Mataram (Inside Lombok) – Wakil Gubernur (Wagub) NTB, Indah Dhamayanti Putri atau akrab disapa Dinda menegaskan pentingnya penguatan kerja sama kawasan Bali–Nusa Tenggara sebagai kekuatan strategis nasional untuk menopang ketahanan pangan, konektivitas wilayah, dan transisi energi berkelanjutan.
Hal itu disampaikan saat menghadiri Rapat Kerja Gubernur Forum Kerja Sama Daerah Mitra Praja Utama (FKD MPU) Tahun 2026 di Semarang, (12/5). Dalam forum tersebut, Dinda menekankan NTB memiliki posisi penting sebagai daerah penyangga pangan nasional, terutama di sektor peternakan dan perikanan.

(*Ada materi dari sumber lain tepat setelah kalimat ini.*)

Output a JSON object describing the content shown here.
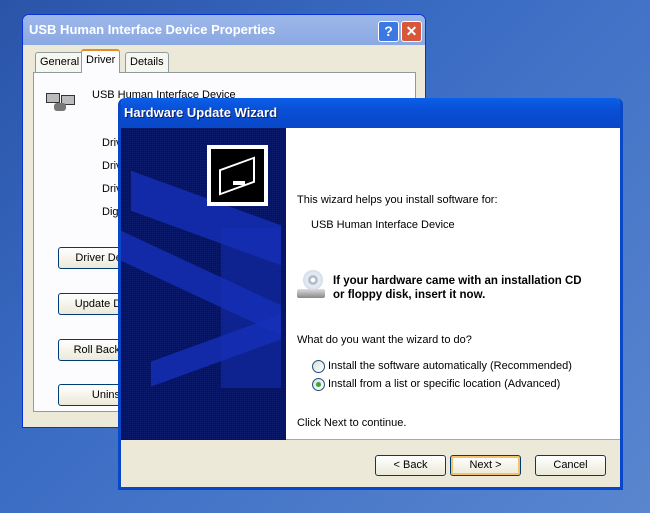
{
  "props": {
    "title": "USB Human Interface Device Properties",
    "help": "?",
    "close": "✕",
    "tabs": [
      "General",
      "Driver",
      "Details"
    ],
    "device_name": "USB Human Interface Device",
    "labels": [
      "Driver",
      "Driver",
      "Driver",
      "Digita"
    ],
    "buttons": [
      "Driver Details...",
      "Update Driver...",
      "Roll Back Driver",
      "Uninstall"
    ]
  },
  "wizard": {
    "title": "Hardware Update Wizard",
    "intro": "This wizard helps you install software for:",
    "device": "USB Human Interface Device",
    "cd_line1": "If your hardware came with an installation CD",
    "cd_line2": "or floppy disk, insert it now.",
    "question": "What do you want the wizard to do?",
    "options": [
      {
        "label": "Install the software automatically (Recommended)",
        "selected": false
      },
      {
        "label": "Install from a list or specific location (Advanced)",
        "selected": true
      }
    ],
    "continue": "Click Next to continue.",
    "back": "< Back",
    "next": "Next >",
    "cancel": "Cancel"
  }
}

“Beberapa komoditas kami seperti perikanan sekarang sudah bisa diekspor langsung dari NTB. Begitu juga sapi, karena sebagian kebutuhan Jabodetabek dipenuhi dari wilayah kami,” ujarnya.

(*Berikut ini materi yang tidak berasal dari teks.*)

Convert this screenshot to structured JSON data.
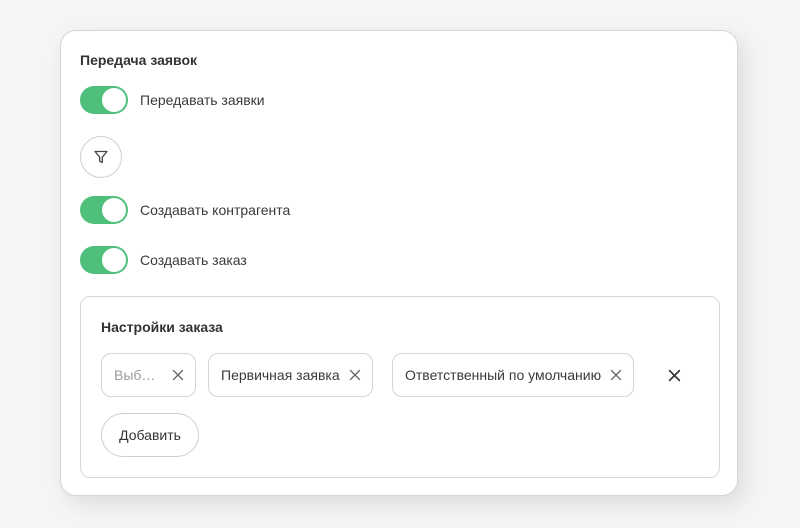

Selain sektor pangan, NTB juga terus memperkuat pengembangan energi terbarukan dan investasi strategis, termasuk melalui potensi pertambangan serta fasilitas smelter milik Amman Mineral.

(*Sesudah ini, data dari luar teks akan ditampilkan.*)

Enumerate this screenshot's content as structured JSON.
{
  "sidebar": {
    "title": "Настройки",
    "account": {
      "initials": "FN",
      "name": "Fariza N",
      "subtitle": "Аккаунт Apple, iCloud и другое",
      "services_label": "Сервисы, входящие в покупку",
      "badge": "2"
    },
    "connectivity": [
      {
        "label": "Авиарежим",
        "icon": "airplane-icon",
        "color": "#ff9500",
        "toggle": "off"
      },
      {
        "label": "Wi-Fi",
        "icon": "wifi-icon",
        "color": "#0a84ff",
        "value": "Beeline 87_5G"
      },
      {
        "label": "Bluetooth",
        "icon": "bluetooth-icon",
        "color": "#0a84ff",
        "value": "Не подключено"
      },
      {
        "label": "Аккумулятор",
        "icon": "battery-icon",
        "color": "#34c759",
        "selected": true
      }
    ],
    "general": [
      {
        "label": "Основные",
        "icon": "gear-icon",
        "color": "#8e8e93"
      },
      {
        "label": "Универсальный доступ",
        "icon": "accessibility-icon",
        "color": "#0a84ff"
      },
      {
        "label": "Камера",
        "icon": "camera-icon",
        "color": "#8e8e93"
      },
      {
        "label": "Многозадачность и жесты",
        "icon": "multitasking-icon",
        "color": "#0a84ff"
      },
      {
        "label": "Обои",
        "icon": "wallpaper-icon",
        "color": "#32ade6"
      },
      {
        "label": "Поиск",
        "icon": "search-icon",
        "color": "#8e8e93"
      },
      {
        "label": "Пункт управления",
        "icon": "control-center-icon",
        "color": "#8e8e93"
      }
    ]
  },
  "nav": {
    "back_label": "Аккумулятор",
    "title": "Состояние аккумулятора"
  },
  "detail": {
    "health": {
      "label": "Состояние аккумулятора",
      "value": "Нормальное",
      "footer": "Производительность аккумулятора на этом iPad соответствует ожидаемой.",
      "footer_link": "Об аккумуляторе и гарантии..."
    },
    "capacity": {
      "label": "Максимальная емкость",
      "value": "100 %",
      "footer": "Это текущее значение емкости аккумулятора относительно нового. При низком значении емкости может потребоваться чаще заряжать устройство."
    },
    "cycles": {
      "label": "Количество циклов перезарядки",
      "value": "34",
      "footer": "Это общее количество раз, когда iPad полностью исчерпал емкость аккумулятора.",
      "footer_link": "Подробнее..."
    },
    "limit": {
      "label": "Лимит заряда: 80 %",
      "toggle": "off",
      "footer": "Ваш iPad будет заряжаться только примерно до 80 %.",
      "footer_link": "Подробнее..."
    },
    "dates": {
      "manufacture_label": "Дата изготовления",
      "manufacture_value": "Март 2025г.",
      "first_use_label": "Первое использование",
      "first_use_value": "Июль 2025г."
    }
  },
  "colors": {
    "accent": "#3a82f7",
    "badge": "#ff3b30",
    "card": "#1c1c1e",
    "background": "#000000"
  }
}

Menurutnya, kerja sama antardaerah harus melampaui sekadar penandatanganan nota kesepahaman dan diwujudkan dalam langkah konkret berbasis riset. “Kami ingin kerja sama ini menghasilkan tindak lanjut yang nyata, berbasis riset, dan memiliki dampak langsung bagi pembangunan kawasan,” tegasnya. (gil)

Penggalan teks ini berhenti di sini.